If you’ve ever counseled a patient (or yourself!) on how to improve their diet, quit smoking, or exercise more, you are basically saying that they need to improve their habits.  Should you be telling them to go Paleo?  Keto? Crypto? CrossFit?  Yoga?  Tai Chi?   Dr. Tello gets into the evidence behind the science of habit development.  Her recommendation?  Just do one push-up a day.  Or eat one piece of kale.  That’s it!  She wrote a book about evidence based habit development called Healthy Habits for your Heart

We start by talking about the interesting way that she got the book deal before diving into the science of habits.  We discuss how to start a habit, how to discontinue one, how long the process takes, the psychology of habit development.  The second half of her book is a list of 100 heart healthy habits, so discuss a few of those. 

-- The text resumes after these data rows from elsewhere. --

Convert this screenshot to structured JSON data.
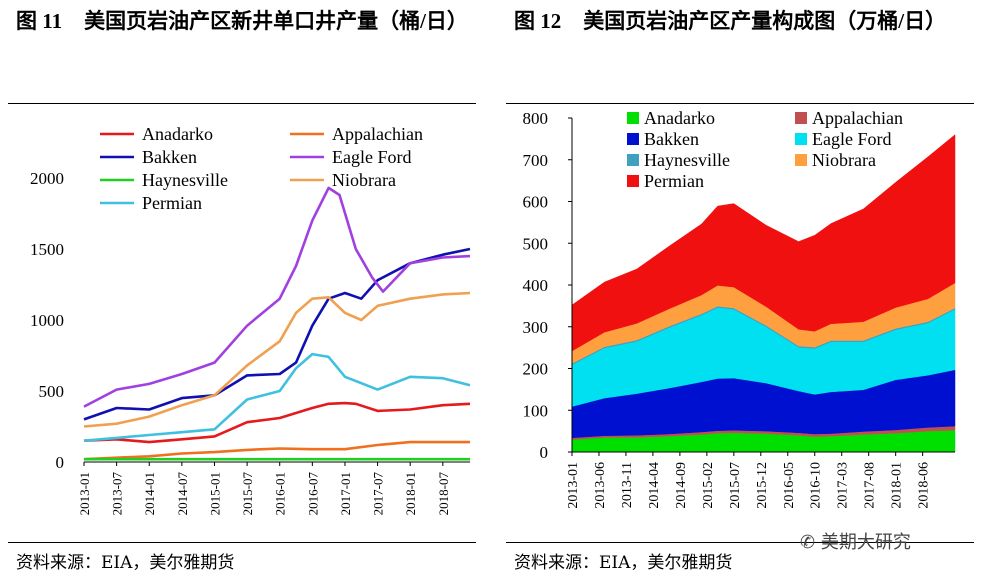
{
  "header": {
    "left": {
      "number": "图 11",
      "text": "美国页岩油产区新井单口井产量（桶/日）"
    },
    "right": {
      "number": "图 12",
      "text": "美国页岩油产区产量构成图（万桶/日）"
    }
  },
  "footer": {
    "left_source": "资料来源：EIA，美尔雅期货",
    "right_source": "资料来源：EIA，美尔雅期货",
    "watermark": "美期大研究"
  },
  "chart_data": [
    {
      "type": "line",
      "title": "美国页岩油产区新井单口井产量（桶/日）",
      "ylim": [
        0,
        2000
      ],
      "yticks": [
        0,
        500,
        1000,
        1500,
        2000
      ],
      "xlim": [
        "2013-01",
        "2018-12"
      ],
      "x_tick_labels": [
        "2013-01",
        "2013-07",
        "2014-01",
        "2014-07",
        "2015-01",
        "2015-07",
        "2016-01",
        "2016-07",
        "2017-01",
        "2017-07",
        "2018-01",
        "2018-07"
      ],
      "legend_position": "top-left",
      "series": [
        {
          "name": "Anadarko",
          "color": "#e41a1c",
          "points": [
            [
              "2013-01",
              150
            ],
            [
              "2013-07",
              160
            ],
            [
              "2014-01",
              140
            ],
            [
              "2014-07",
              160
            ],
            [
              "2015-01",
              180
            ],
            [
              "2015-07",
              280
            ],
            [
              "2016-01",
              310
            ],
            [
              "2016-07",
              380
            ],
            [
              "2016-10",
              410
            ],
            [
              "2017-01",
              415
            ],
            [
              "2017-03",
              410
            ],
            [
              "2017-07",
              360
            ],
            [
              "2018-01",
              370
            ],
            [
              "2018-07",
              400
            ],
            [
              "2018-12",
              410
            ]
          ]
        },
        {
          "name": "Appalachian",
          "color": "#f07020",
          "points": [
            [
              "2013-01",
              20
            ],
            [
              "2013-07",
              30
            ],
            [
              "2014-01",
              40
            ],
            [
              "2014-07",
              60
            ],
            [
              "2015-01",
              70
            ],
            [
              "2015-07",
              85
            ],
            [
              "2016-01",
              95
            ],
            [
              "2016-07",
              90
            ],
            [
              "2017-01",
              90
            ],
            [
              "2017-07",
              120
            ],
            [
              "2018-01",
              140
            ],
            [
              "2018-07",
              140
            ],
            [
              "2018-12",
              140
            ]
          ]
        },
        {
          "name": "Bakken",
          "color": "#1010b0",
          "points": [
            [
              "2013-01",
              300
            ],
            [
              "2013-07",
              380
            ],
            [
              "2014-01",
              370
            ],
            [
              "2014-07",
              450
            ],
            [
              "2015-01",
              470
            ],
            [
              "2015-07",
              610
            ],
            [
              "2016-01",
              620
            ],
            [
              "2016-04",
              700
            ],
            [
              "2016-07",
              960
            ],
            [
              "2016-10",
              1150
            ],
            [
              "2017-01",
              1190
            ],
            [
              "2017-04",
              1150
            ],
            [
              "2017-07",
              1280
            ],
            [
              "2018-01",
              1400
            ],
            [
              "2018-07",
              1460
            ],
            [
              "2018-12",
              1500
            ]
          ]
        },
        {
          "name": "Eagle Ford",
          "color": "#a040e0",
          "points": [
            [
              "2013-01",
              390
            ],
            [
              "2013-07",
              510
            ],
            [
              "2014-01",
              550
            ],
            [
              "2014-07",
              620
            ],
            [
              "2015-01",
              700
            ],
            [
              "2015-07",
              960
            ],
            [
              "2016-01",
              1150
            ],
            [
              "2016-04",
              1380
            ],
            [
              "2016-07",
              1700
            ],
            [
              "2016-10",
              1930
            ],
            [
              "2016-12",
              1880
            ],
            [
              "2017-03",
              1500
            ],
            [
              "2017-06",
              1300
            ],
            [
              "2017-08",
              1200
            ],
            [
              "2018-01",
              1400
            ],
            [
              "2018-07",
              1440
            ],
            [
              "2018-12",
              1450
            ]
          ]
        },
        {
          "name": "Haynesville",
          "color": "#20d020",
          "points": [
            [
              "2013-01",
              20
            ],
            [
              "2014-01",
              20
            ],
            [
              "2015-01",
              20
            ],
            [
              "2016-01",
              20
            ],
            [
              "2017-01",
              20
            ],
            [
              "2018-01",
              20
            ],
            [
              "2018-12",
              20
            ]
          ]
        },
        {
          "name": "Niobrara",
          "color": "#f0a050",
          "points": [
            [
              "2013-01",
              250
            ],
            [
              "2013-07",
              270
            ],
            [
              "2014-01",
              320
            ],
            [
              "2014-07",
              400
            ],
            [
              "2015-01",
              470
            ],
            [
              "2015-07",
              680
            ],
            [
              "2016-01",
              850
            ],
            [
              "2016-04",
              1050
            ],
            [
              "2016-07",
              1150
            ],
            [
              "2016-10",
              1160
            ],
            [
              "2017-01",
              1050
            ],
            [
              "2017-04",
              1000
            ],
            [
              "2017-07",
              1100
            ],
            [
              "2018-01",
              1150
            ],
            [
              "2018-07",
              1180
            ],
            [
              "2018-12",
              1190
            ]
          ]
        },
        {
          "name": "Permian",
          "color": "#40c0e0",
          "points": [
            [
              "2013-01",
              150
            ],
            [
              "2013-07",
              170
            ],
            [
              "2014-01",
              190
            ],
            [
              "2014-07",
              210
            ],
            [
              "2015-01",
              230
            ],
            [
              "2015-07",
              440
            ],
            [
              "2016-01",
              500
            ],
            [
              "2016-04",
              660
            ],
            [
              "2016-07",
              760
            ],
            [
              "2016-10",
              740
            ],
            [
              "2017-01",
              600
            ],
            [
              "2017-07",
              510
            ],
            [
              "2018-01",
              600
            ],
            [
              "2018-07",
              590
            ],
            [
              "2018-12",
              540
            ]
          ]
        }
      ]
    },
    {
      "type": "area",
      "stacked": true,
      "title": "美国页岩油产区产量构成图（万桶/日）",
      "ylim": [
        0,
        800
      ],
      "yticks": [
        0,
        100,
        200,
        300,
        400,
        500,
        600,
        700,
        800
      ],
      "xlim": [
        "2013-01",
        "2018-12"
      ],
      "x_tick_labels": [
        "2013-01",
        "2013-06",
        "2013-11",
        "2014-04",
        "2014-09",
        "2015-02",
        "2015-07",
        "2015-12",
        "2016-05",
        "2016-10",
        "2017-03",
        "2017-08",
        "2018-01",
        "2018-06"
      ],
      "x": [
        "2013-01",
        "2013-07",
        "2014-01",
        "2014-07",
        "2015-01",
        "2015-04",
        "2015-07",
        "2016-01",
        "2016-07",
        "2016-10",
        "2017-01",
        "2017-07",
        "2018-01",
        "2018-07",
        "2018-12"
      ],
      "legend_position": "top",
      "series": [
        {
          "name": "Anadarko",
          "color": "#00e000",
          "values": [
            30,
            35,
            35,
            38,
            42,
            45,
            46,
            44,
            40,
            37,
            38,
            42,
            45,
            50,
            52
          ]
        },
        {
          "name": "Appalachian",
          "color": "#c05050",
          "values": [
            4,
            4,
            5,
            5,
            6,
            6,
            6,
            6,
            6,
            6,
            6,
            7,
            8,
            9,
            10
          ]
        },
        {
          "name": "Bakken",
          "color": "#0010d0",
          "values": [
            75,
            90,
            100,
            110,
            120,
            125,
            125,
            115,
            100,
            95,
            100,
            100,
            120,
            125,
            135
          ]
        },
        {
          "name": "Eagle Ford",
          "color": "#00e0f0",
          "values": [
            100,
            120,
            125,
            145,
            160,
            170,
            165,
            135,
            105,
            110,
            120,
            115,
            120,
            125,
            145
          ]
        },
        {
          "name": "Haynesville",
          "color": "#40a0c0",
          "values": [
            3,
            3,
            3,
            3,
            3,
            3,
            3,
            3,
            3,
            3,
            3,
            3,
            3,
            3,
            3
          ]
        },
        {
          "name": "Niobrara",
          "color": "#ffa040",
          "values": [
            30,
            35,
            40,
            42,
            45,
            50,
            50,
            45,
            40,
            38,
            40,
            45,
            50,
            55,
            60
          ]
        },
        {
          "name": "Permian",
          "color": "#f01010",
          "values": [
            110,
            120,
            130,
            150,
            170,
            190,
            200,
            195,
            210,
            230,
            240,
            270,
            300,
            340,
            355
          ]
        }
      ]
    }
  ]
}
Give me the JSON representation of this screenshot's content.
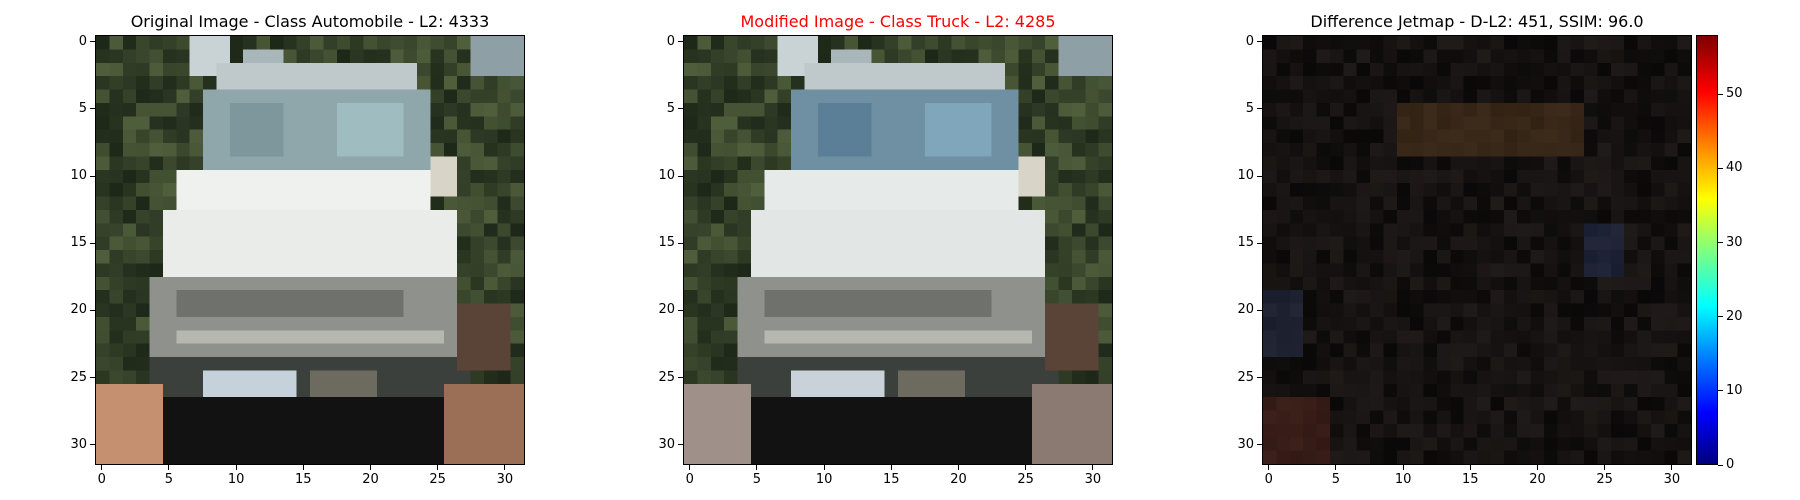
{
  "panels": [
    {
      "id": "original",
      "title": "Original Image - Class Automobile - L2: 4333",
      "title_color": "#000000",
      "x_ticks": [
        "0",
        "5",
        "10",
        "15",
        "20",
        "25",
        "30"
      ],
      "y_ticks": [
        "0",
        "5",
        "10",
        "15",
        "20",
        "25",
        "30"
      ]
    },
    {
      "id": "modified",
      "title": "Modified Image - Class Truck - L2: 4285",
      "title_color": "#ff0000",
      "x_ticks": [
        "0",
        "5",
        "10",
        "15",
        "20",
        "25",
        "30"
      ],
      "y_ticks": [
        "0",
        "5",
        "10",
        "15",
        "20",
        "25",
        "30"
      ]
    },
    {
      "id": "difference",
      "title": "Difference Jetmap - D-L2: 451, SSIM: 96.0",
      "title_color": "#000000",
      "x_ticks": [
        "0",
        "5",
        "10",
        "15",
        "20",
        "25",
        "30"
      ],
      "y_ticks": [
        "0",
        "5",
        "10",
        "15",
        "20",
        "25",
        "30"
      ]
    }
  ],
  "colorbar": {
    "colormap": "jet",
    "ticks": [
      "0",
      "10",
      "20",
      "30",
      "40",
      "50"
    ]
  }
}
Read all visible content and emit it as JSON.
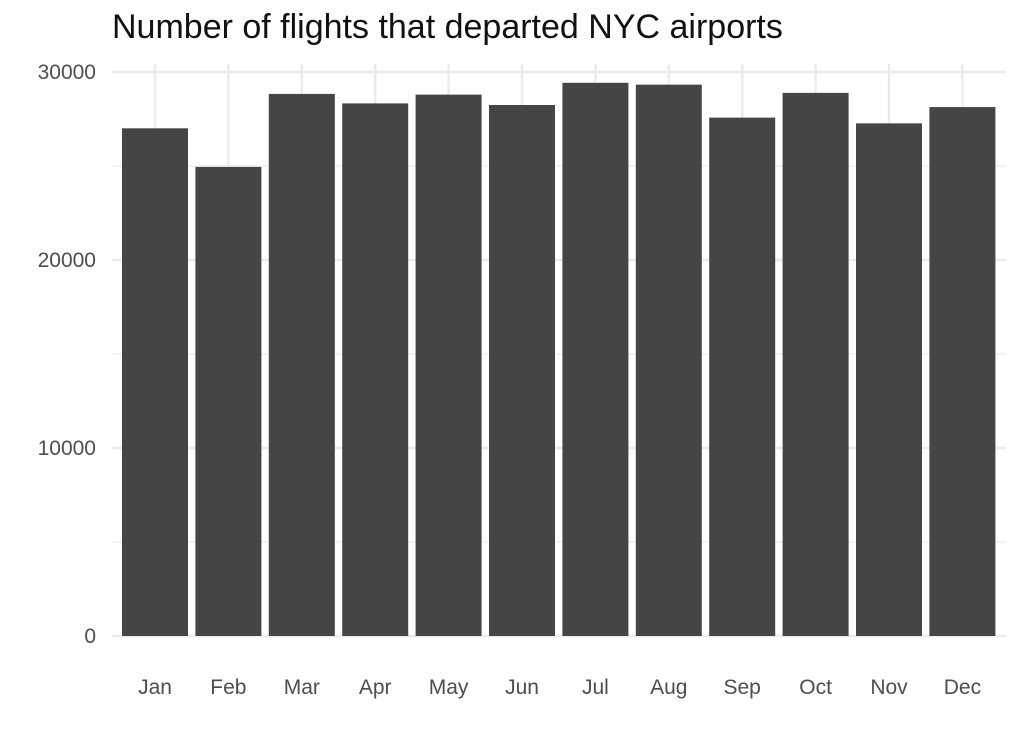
{
  "chart_data": {
    "type": "bar",
    "title": "Number of flights that departed NYC airports",
    "xlabel": "",
    "ylabel": "",
    "categories": [
      "Jan",
      "Feb",
      "Mar",
      "Apr",
      "May",
      "Jun",
      "Jul",
      "Aug",
      "Sep",
      "Oct",
      "Nov",
      "Dec"
    ],
    "values": [
      27004,
      24951,
      28834,
      28330,
      28796,
      28243,
      29425,
      29327,
      27574,
      28889,
      27268,
      28135
    ],
    "ylim": [
      0,
      30000
    ],
    "yticks": [
      0,
      10000,
      20000,
      30000
    ],
    "ytick_labels": [
      "0",
      "10000",
      "20000",
      "30000"
    ],
    "grid": true,
    "bar_color": "#454545",
    "grid_color": "#ebebeb"
  }
}
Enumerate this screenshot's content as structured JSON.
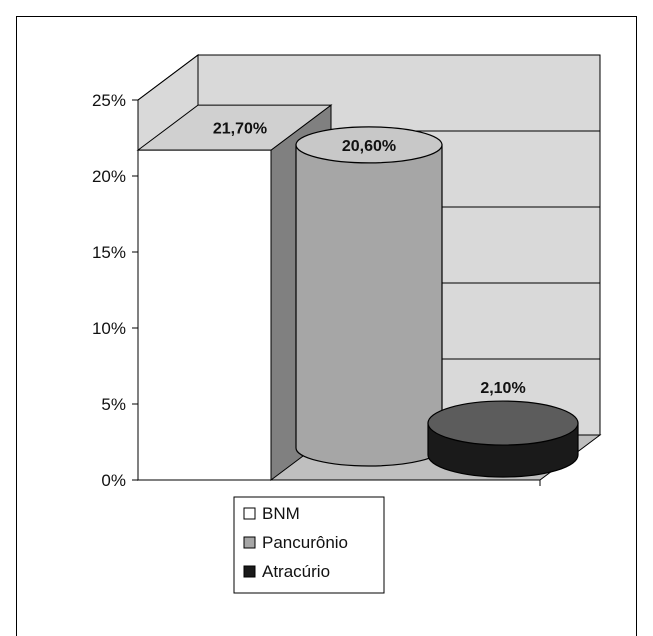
{
  "chart_data": {
    "type": "bar",
    "style": "3d",
    "categories": [
      "BNM",
      "Pancurônio",
      "Atracúrio"
    ],
    "values": [
      21.7,
      20.6,
      2.1
    ],
    "value_labels": [
      "21,70%",
      "20,60%",
      "2,10%"
    ],
    "y_ticks": [
      "0%",
      "5%",
      "10%",
      "15%",
      "20%",
      "25%"
    ],
    "ylim": [
      0,
      25
    ],
    "grid": true,
    "legend_position": "bottom-center",
    "legend": [
      {
        "name": "BNM",
        "color": "#ffffff"
      },
      {
        "name": "Pancurônio",
        "color": "#a6a6a6"
      },
      {
        "name": "Atracúrio",
        "color": "#1a1a1a"
      }
    ],
    "title": "",
    "xlabel": "",
    "ylabel": ""
  },
  "colors": {
    "wall": "#d9d9d9",
    "floor": "#bfbfbf",
    "bar_white_front": "#ffffff",
    "bar_white_top": "#d0d0d0",
    "bar_white_side": "#808080",
    "cylinder_body": "#a6a6a6",
    "cylinder_top": "#c8c8c8",
    "disc_body": "#1a1a1a",
    "disc_top": "#5c5c5c"
  }
}
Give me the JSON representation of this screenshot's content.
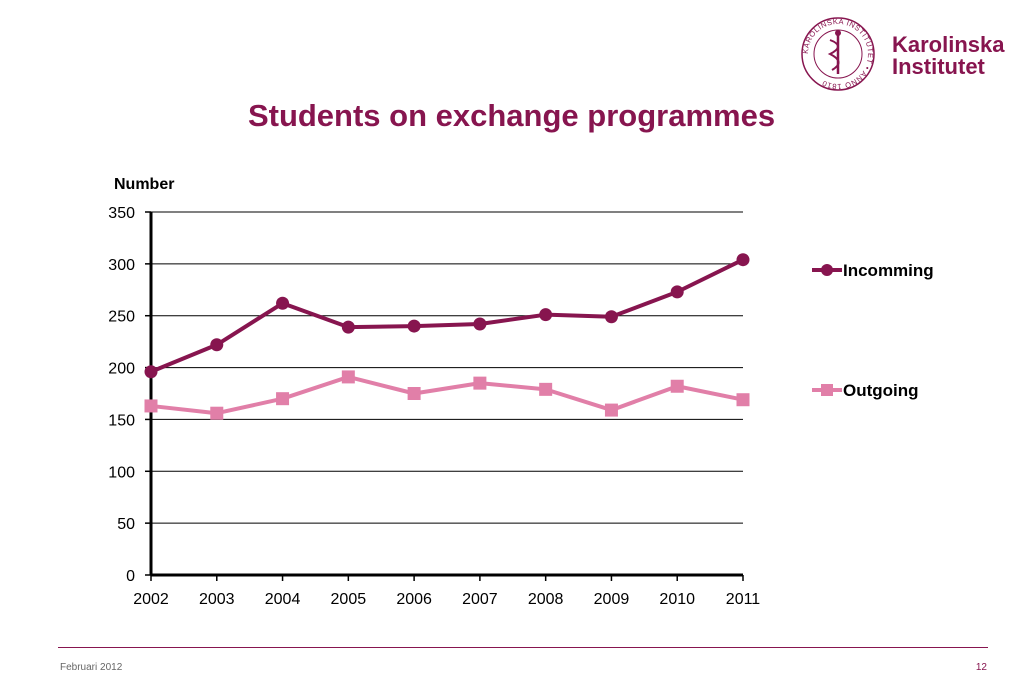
{
  "slide": {
    "title": "Students on exchange programmes",
    "footer_date": "Februari 2012",
    "page_number": "12"
  },
  "logo": {
    "line1": "Karolinska",
    "line2": "Institutet",
    "seal_text": "KAROLINSKA INSTITUTET • ANNO 1810"
  },
  "colors": {
    "brand": "#87154f",
    "incoming": "#87154f",
    "outgoing": "#e17fa8",
    "axis": "#000000"
  },
  "chart_data": {
    "type": "line",
    "ylabel": "Number",
    "xlabel": "",
    "categories": [
      "2002",
      "2003",
      "2004",
      "2005",
      "2006",
      "2007",
      "2008",
      "2009",
      "2010",
      "2011"
    ],
    "ylim": [
      0,
      350
    ],
    "yticks": [
      0,
      50,
      100,
      150,
      200,
      250,
      300,
      350
    ],
    "grid": true,
    "legend_position": "right",
    "series": [
      {
        "name": "Incomming",
        "marker": "circle",
        "color": "#87154f",
        "values": [
          196,
          222,
          262,
          239,
          240,
          242,
          251,
          249,
          273,
          304
        ]
      },
      {
        "name": "Outgoing",
        "marker": "square",
        "color": "#e17fa8",
        "values": [
          163,
          156,
          170,
          191,
          175,
          185,
          179,
          159,
          182,
          169
        ]
      }
    ]
  }
}
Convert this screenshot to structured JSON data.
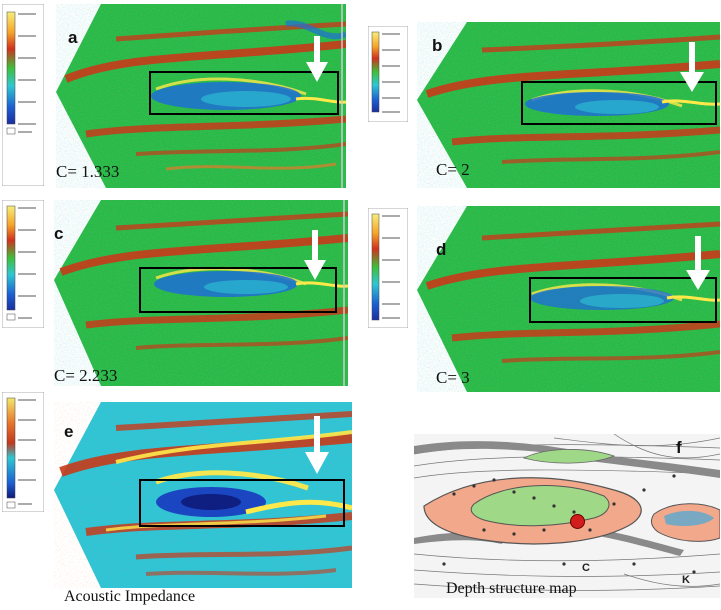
{
  "panels": [
    {
      "letter": "a",
      "cval": "C= 1.333"
    },
    {
      "letter": "b",
      "cval": "C= 2"
    },
    {
      "letter": "c",
      "cval": "C= 2.233"
    },
    {
      "letter": "d",
      "cval": "C= 3"
    },
    {
      "letter": "e",
      "caption": "Acoustic Impedance"
    },
    {
      "letter": "f",
      "caption": "Depth structure map"
    }
  ],
  "colors": {
    "background": "#22b53f",
    "high": "#c83a1a",
    "peak": "#ffe94a",
    "low": "#1f6fd6",
    "mid": "#2ec5d6",
    "box": "#000000",
    "arrow": "#ffffff",
    "map_green": "#9fd887",
    "map_salmon": "#f2a88a",
    "map_grey": "#8a8a8a"
  },
  "map": {
    "labels": [
      "C",
      "K"
    ]
  },
  "icons": [
    "down-arrow-icon",
    "well-location-icon"
  ]
}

Monique Tello is a primary care physician at Massachusetts General Hospital in Boston, Massachusetts and instructor at Harvard Medical School. She practices part-time internal medicine at Women's Health Associates, a small MGH-based primary care practice with all female providers that serves predominantly female patients. She is originally from the Boston area, and graduated from Brown University and the University of Vermont College of Medicine. She completed a combined internal medicine and pediatrics residency training program at Yale/New Haven Hospital. After residency, she earned a Master's in Public Health at the Johns Hopkins Bloomberg School of Public Health and completed a clinical research fellowship in General Internal Medicine at Johns Hopkins Hospital; her research and clinical focus while at Hopkins was HIV Women's Health. Throughout training and beyond, Monique has been active in international health, volunteering at and supporting clinics in Central and South America, as well as participating in several disaster missions. While living in Baltimore, she met her husband, local sports broadcaster Bob Socci, and they relocated to Milton, Massachusetts almost a decade ago. They have two young children, one with autism. She is half Latina, speaks Spanish, and maintains a close relationship with her extended family in Guatemala. She writes a popular blog, generallymedicine.com, about her life as a doctor and a mother and contributes to many other blogs, including Mothers in Medicine and Harvard Health Blog. Her writing focuses on work/life balance and healthy lifestyle.